Niektóre dowcipy, które smakowały suszem.
Storm Shadow kopiący w metalową butlę.
Odpowiedź Bruce’a zza samochodu ostrzeliwanego z mini guna.
Pierwszy „RED” był jednym z najbardziej zaskakujący filmów jakie widziałem. Po zwiastunie, na którym eksponowano sceny akcji i proste „one linery”, spodziewałem się czegoś kosmicznie idiotycznego.
Okazało się jednak, że film jest nieco inny. Głupkowaty, ale świadomy swojej głupoty i nabijający się z niej w sposób idealny. Zadziwiające było też to, że scenariusz nie był kompletnie durny i miał idealnie wyważoną zawartość akcji i fabuły.
Druga część jest dokładnie taka sama. A może nawet bardziej zaskakująca, bo mówimy o sequelu. Jest tu więcej „epy”, to jasne. Zamiast jeździć po USA bohaterowie latają po całym świecie. Zamiast walczyć o własne życie, walczą też o życie innych. Film ani razu nie przekracza jednak granicy, po której mielibyśmy wrażenie, że to wszystko po to, by w drugiej części było głośniejsze bum. Jest go więcej, czasem nawet bardzo dużego, ale pomiędzy strzelaninami dostajemy też sporą dawkę fabuły. I znowu nie jest ona płytka jak wachlarz aktorskich możliwości Willisa. Podobnie jak w części pierwszej zdarzają się momenty poważniejsze. Dzięki rewelacyjnym aktorom zupełnie nie kłują one w oczy w zestawieniu ze strzelaninami.

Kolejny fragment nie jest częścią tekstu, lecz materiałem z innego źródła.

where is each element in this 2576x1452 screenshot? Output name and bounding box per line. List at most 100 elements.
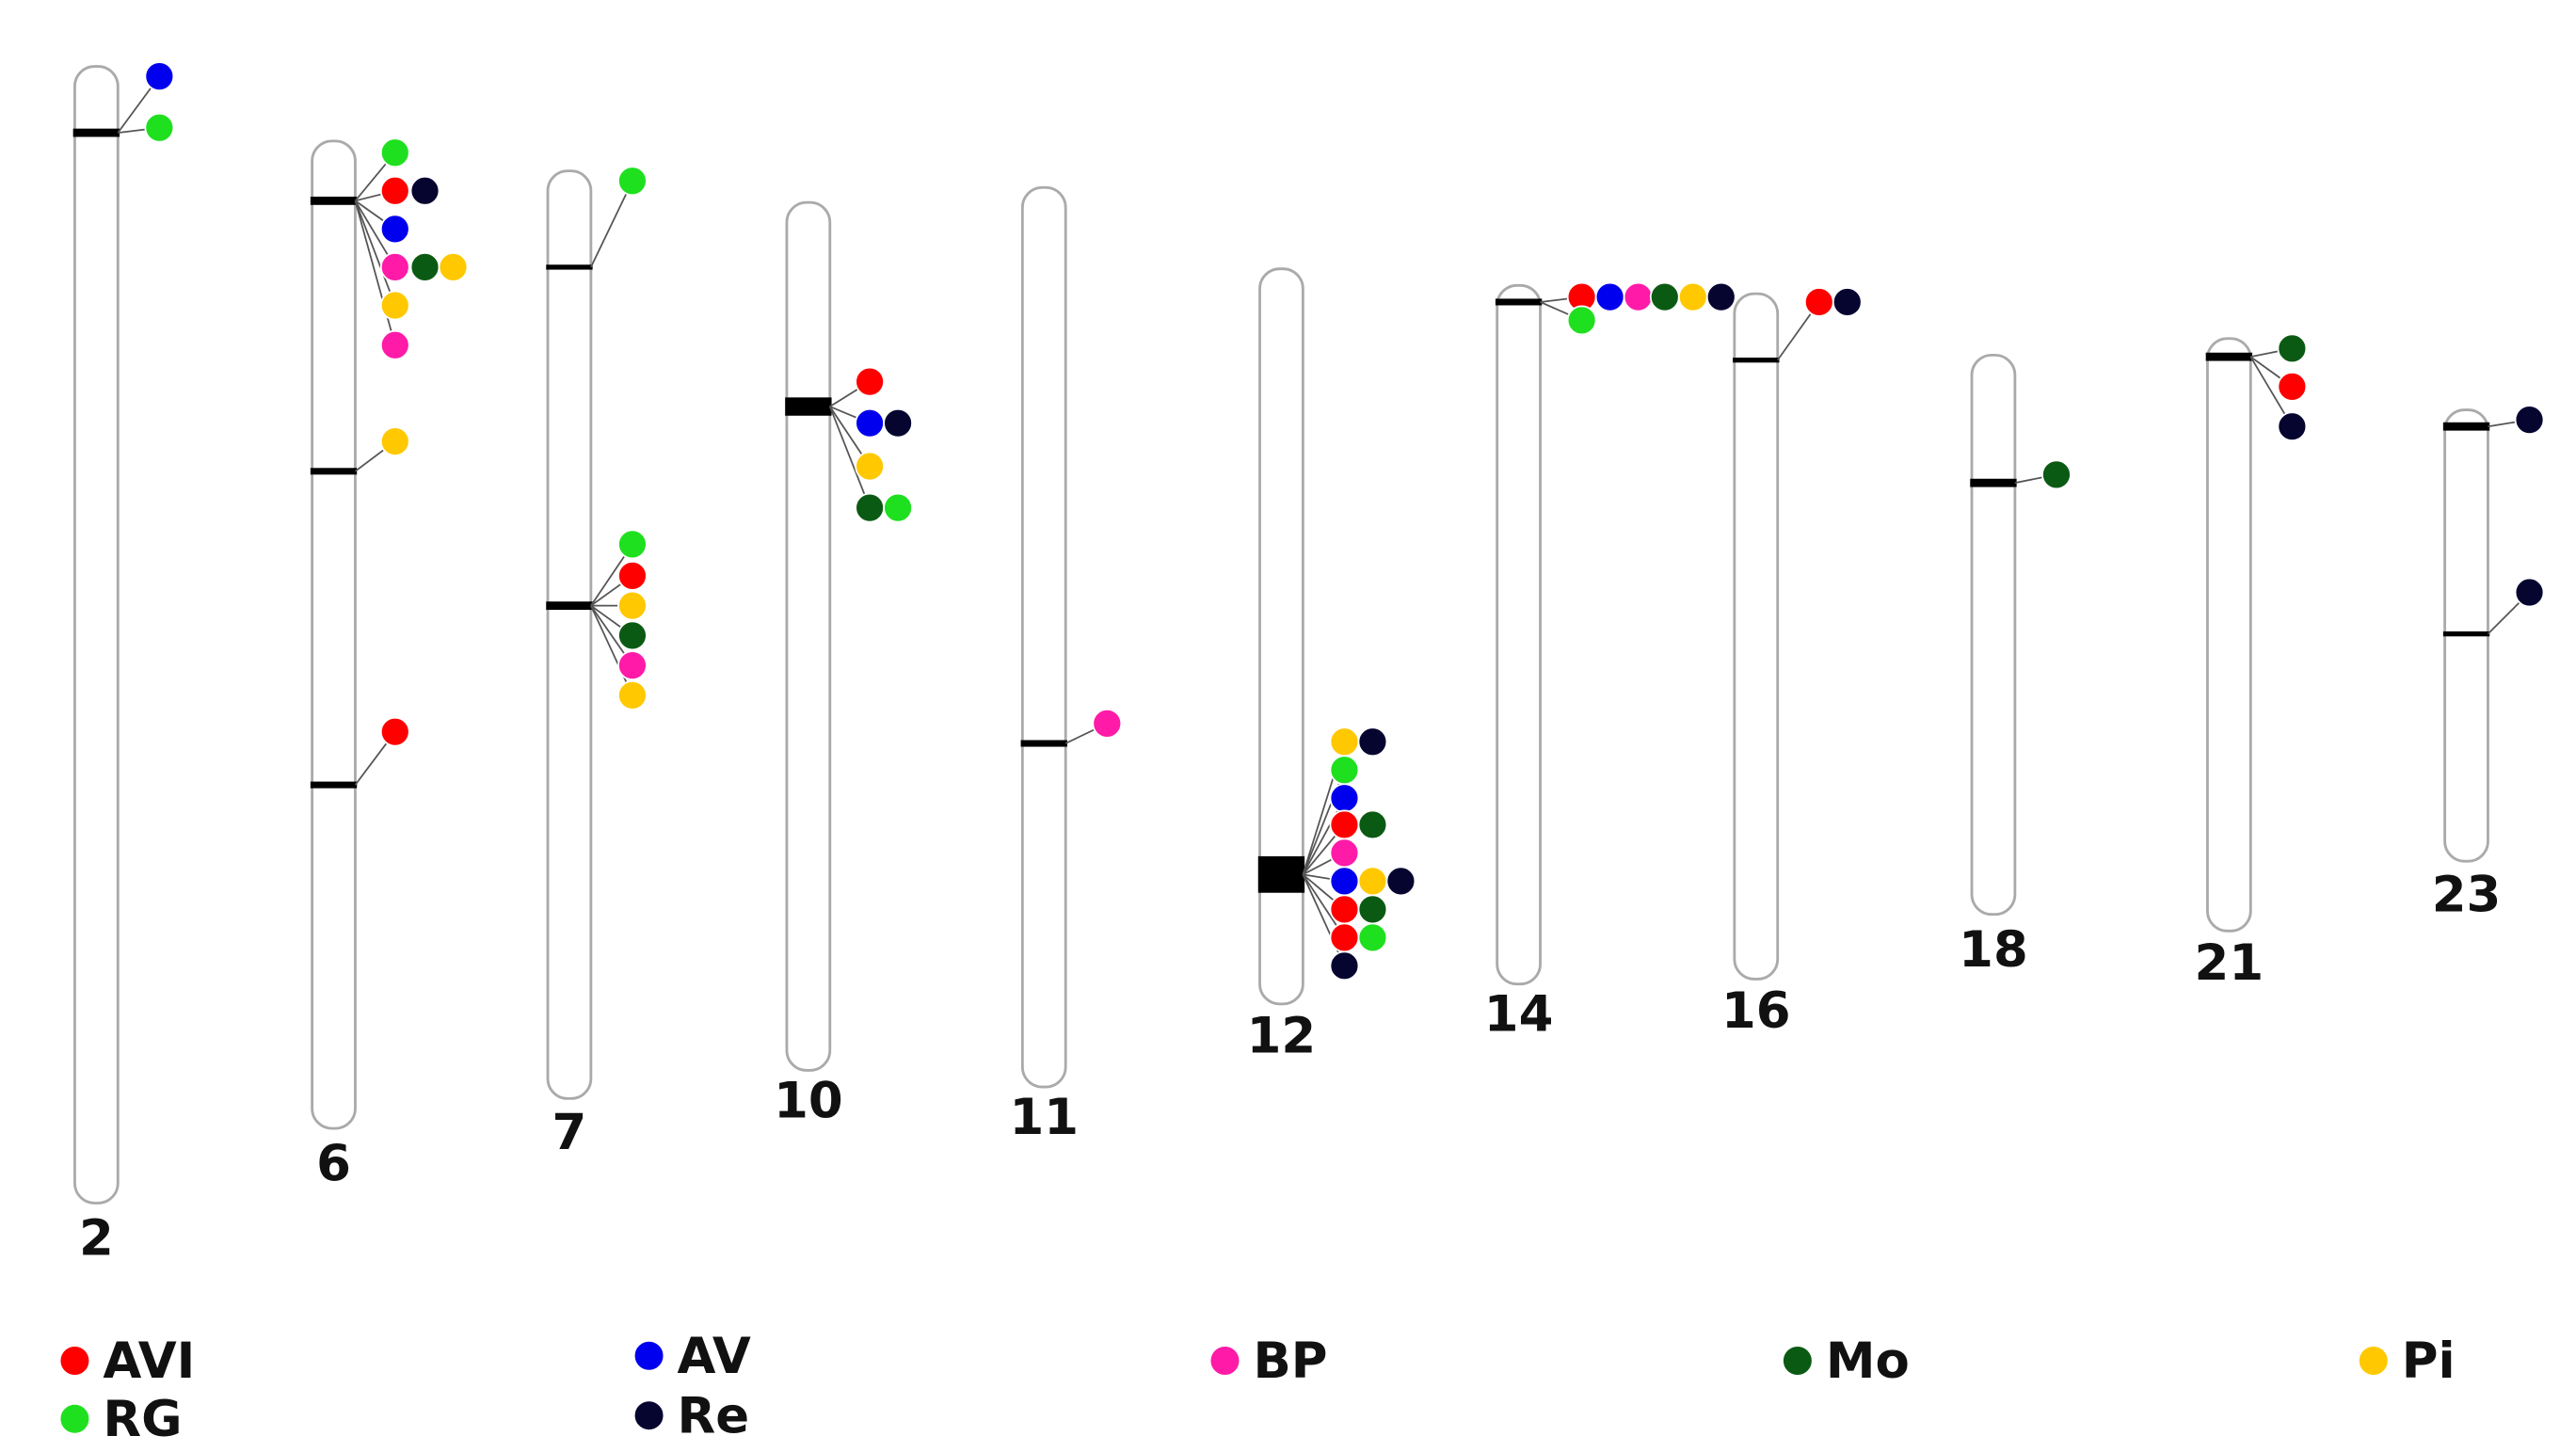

Film idealny? Oczywiście, że nie. Niektóre żarty brzmią tak, jakby scenarzysta myślał, że jest bardziej błyskotliwy niż faktycznie jest. Bywa sucho. Zdjęcia w części pierwszej były też dużo ciekawsze (szczególnie w pierwszej połowie). Niemniej „RED 2” jest tym, czym letnie kino być powinno, a czego w największych blockbusterach nie znajdujemy. Filmem lekkim i przyjemnym, ale nie obrażającym widza swoją głupotą i nie stawiającym wyłącznie na efekty specjalne.
Po raz drugi zostałem zaskoczony. Mam nadzieję, że będzie i trzeci raz.